According to the most precious intellectual resource of our time--by which, of course, I mean Wikipedia--the intentional fallacy is a term that "in literary criticism, addresses the assumption that the meaning intended by the author of a literary work is of primary importance. By characterizing this assumption as a 'fallacy', a critic suggests that the author's intention is not important." The principle was a tenet of the academic movement known as the New Criticism--a method of literary criticism that emphasised the literary/rhetorical aspects of a text and argued for textual interpretations based on the internal linguistic evidence within a text, rather than by relying on historical, biographical or theoretical methods of analysis. Later on, the intentional fallacy was the one of the chief pieces of evidence used to convict the New Criticism of ahistoricism (or of prefering synchrony over diachrony, if you prefer the Marxist/Hegelian way of saying the same thing), a charge still levied against the New Critics today.
That being said, the academy's attacks on the New Criticism have largely been a case of protesting too much; the fact is that virtually every high school and undergraduate literature seminar is run along practices and methodologies espoused by the New Criticism--specifically that rational human beings can uncover the "meaning" within a text through close reading. And by extension, the intentional fallacy is a pretty sound general concept: sure, we can probably agree that Melville meant to include a whale in the novel Moby Dick, but would we agree that he intended it to be a fable about the impossibility of humans mastering nature (which is, incidentally, the most boring interpretation of Moby Dick I can think of)? And even if Melville had intended the latter, would it limit other readings of Moby Dick, or make them less "correct"?
The problem of intentionality is further compounded by the fact that writers are notorious liars (how strange for a group of people whose career involves making things up!), and even their own speeches, notes, and diaries, as a result, are often treated more like the statements of an analysand than gospel truth. The fact of the matter is that, once a book has been published, the author can no longer claim authority over its meaning (indeed, book reviews are predicated on this notion).
But Eduoard Leve's novel Suicide presents a serious problem for the notion of the intentional fallacy. In the novel, the narrator recounts a series of interactions with a friend (addressed throughout as "you"), who, as we learn in the opening pages, has committed suicide. Ten days after delivering this manuscript to the publisher, however, Leve took his own life. It is impossible, or so it seems to me, not to read the novel in light of this fact.

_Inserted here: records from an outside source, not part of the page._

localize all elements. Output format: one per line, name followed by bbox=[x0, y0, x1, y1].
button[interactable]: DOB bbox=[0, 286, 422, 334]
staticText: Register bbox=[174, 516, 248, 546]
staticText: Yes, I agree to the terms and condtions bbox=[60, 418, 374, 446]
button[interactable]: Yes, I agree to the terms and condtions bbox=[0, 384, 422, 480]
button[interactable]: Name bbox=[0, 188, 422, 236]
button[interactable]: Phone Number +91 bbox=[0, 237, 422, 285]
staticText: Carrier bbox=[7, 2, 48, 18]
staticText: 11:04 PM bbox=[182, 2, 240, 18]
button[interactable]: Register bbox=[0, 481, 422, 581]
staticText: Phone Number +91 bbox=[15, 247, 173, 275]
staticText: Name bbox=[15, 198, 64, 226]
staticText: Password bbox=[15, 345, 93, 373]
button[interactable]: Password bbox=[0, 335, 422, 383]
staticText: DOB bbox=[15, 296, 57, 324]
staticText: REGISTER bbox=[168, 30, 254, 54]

The translator's thoughtful essay at the end of the book emphasises that Leve's own suicide and the fictional suicide within the book are different in many ways, but, in point of fact, Suicide is a book that plays with these very concepts of identity. The narrator claims that he was never really close with "you" while "you" were alive, but the level of detail about "your" internal psychological states radically undermines this claim. Like in Bergman's great film, Persona, Leve's characters--the narrator's "I" and his friend's "you"--slowly merge into a singular entity over the course of the novel. Unsurprisingly, this gesture is emphasised by the fact that "you" has a variety of difficulties in accepting his own subjectivity.

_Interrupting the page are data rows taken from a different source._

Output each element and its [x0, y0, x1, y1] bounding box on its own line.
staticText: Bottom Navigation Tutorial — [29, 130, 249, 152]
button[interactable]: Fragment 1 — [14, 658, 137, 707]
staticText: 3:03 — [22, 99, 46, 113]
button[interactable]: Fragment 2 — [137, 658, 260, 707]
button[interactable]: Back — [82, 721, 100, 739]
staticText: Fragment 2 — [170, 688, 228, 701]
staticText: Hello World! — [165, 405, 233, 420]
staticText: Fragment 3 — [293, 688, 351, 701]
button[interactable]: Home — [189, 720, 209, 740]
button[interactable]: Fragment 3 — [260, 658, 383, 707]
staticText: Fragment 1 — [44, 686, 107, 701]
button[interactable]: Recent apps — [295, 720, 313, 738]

On a formal level, Suicide is written in appropriately spare prose, but flows in a stream-of-conscious type of narrative that would appeal to fans of Bernhard (although without Bernhard's trademark irony). My only qualm, ironically, concerns the book's final gesture, which requires a stark formal shift into verse, that doesn't quite work, although it is possible that the verse does not translate into English as well as the prose. All in all, Suicide is a phenomenal little novel well worth a read, and a brilliant introduction to Leve (this is his first novel translated into English). As a result, I am now very much anticipating the publication of his book Autoportrait, due to be published by the always-brilliant Dalkey Archive next year.
2 comments:
Just read it in French - not showing off - and have to say the formal shift works brilliantly in the original, as far as my judgement of these things in French is in the money. Out of interest, how is the last line translated into English? In French it's 'Le mort m'attend.' The waiting comes last as opposed to 'me', which I presume would be the English order ('Death waits for me'.
It's an amazing book I think. I love the anecdote about the woman crying when she recognizes the shoes of her own son, also a suicide. Happy you enjoyed it too!
I don't have the English version to hand, but I will note that, as a general rule, translations of prose are a whole different kettle of fish than translations of poetry...so in this sense, I wouldn't be surprised if it is largely an issue of translation (which isn't to say that the translation is bad--because it appears to be phenomenal--but that the final section may not translate as effectively as the prose in the book).